A Madrid, le Musée Thyssen décolonialise ses collections

Le journaliste Ludovic Lamant rend compte dans Mediapart de deux expositions actuellement visibles à Madrid : « La memoria colonial en las colecciones Thyssen-Bornemisza » au musée Thyssen et « Un Requiem Por La Humanidad » à la Casa Encendida. L’une et l’autre relèvent d’une démarche qui s’inscrit, comme le rappelle Ludovic Lamant, « dans un mouvement plus vaste d’une tentative de “décolonisation” des musées en Europe, de l’exposition sur “Le modèle noir” au musée d’Orsay à Paris (2019) à celle sur la traite négrière au Rijksmuseum d’Amsterdam (2021), en passant par celle sur l’art et l’empire organisée par la Royal Academy of Arts de Londres en début d’année. »
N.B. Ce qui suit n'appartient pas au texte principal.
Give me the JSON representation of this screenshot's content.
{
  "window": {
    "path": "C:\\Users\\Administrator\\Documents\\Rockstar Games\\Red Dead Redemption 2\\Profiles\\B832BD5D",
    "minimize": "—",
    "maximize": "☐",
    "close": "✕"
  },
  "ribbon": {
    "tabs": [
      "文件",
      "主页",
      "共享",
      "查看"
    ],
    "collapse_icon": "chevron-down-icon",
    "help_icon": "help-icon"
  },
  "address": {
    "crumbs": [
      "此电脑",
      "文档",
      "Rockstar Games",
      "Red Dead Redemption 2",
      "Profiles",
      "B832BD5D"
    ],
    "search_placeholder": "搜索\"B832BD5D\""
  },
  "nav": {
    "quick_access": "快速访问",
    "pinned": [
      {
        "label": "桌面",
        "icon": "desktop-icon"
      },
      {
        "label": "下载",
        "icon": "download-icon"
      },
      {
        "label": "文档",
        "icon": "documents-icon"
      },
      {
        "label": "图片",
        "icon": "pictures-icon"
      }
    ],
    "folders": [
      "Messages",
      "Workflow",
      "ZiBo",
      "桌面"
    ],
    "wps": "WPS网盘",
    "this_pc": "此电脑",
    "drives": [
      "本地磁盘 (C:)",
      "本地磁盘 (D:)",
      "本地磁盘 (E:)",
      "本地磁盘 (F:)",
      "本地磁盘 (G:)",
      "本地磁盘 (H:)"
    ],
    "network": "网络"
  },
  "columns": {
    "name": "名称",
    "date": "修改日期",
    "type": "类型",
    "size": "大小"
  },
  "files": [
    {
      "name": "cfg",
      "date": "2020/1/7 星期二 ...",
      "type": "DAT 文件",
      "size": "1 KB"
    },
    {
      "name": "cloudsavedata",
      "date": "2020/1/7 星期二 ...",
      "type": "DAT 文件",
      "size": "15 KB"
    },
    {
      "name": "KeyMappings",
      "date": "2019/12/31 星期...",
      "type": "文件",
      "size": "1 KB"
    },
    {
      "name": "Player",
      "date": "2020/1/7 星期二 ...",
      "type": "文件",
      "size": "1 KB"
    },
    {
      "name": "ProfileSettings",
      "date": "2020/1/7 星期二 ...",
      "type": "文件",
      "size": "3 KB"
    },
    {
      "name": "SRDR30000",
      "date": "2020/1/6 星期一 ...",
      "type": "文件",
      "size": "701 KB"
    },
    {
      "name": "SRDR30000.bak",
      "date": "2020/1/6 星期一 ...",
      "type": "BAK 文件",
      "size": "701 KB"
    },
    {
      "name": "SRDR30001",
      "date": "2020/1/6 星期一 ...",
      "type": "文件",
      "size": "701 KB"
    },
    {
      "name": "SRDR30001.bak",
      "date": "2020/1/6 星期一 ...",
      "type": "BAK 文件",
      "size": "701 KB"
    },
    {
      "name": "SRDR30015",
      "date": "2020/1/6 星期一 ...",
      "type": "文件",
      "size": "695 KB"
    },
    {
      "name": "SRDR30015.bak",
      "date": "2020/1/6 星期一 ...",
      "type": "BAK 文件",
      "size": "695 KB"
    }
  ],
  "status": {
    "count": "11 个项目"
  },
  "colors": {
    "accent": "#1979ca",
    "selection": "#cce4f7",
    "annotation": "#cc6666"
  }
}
Madrid piste les traces de la violence coloniale dans ses collections de peintures

Dans une exposition audacieuse, le musée Thyssen de Madrid passe en revue ses collections pour y repérer des traces de la violence coloniale perpétrée par des puissances européennes, jusqu’à présent occultées.

par Ludovic Lamant. Publié dans Mediapart le 18 août 2024.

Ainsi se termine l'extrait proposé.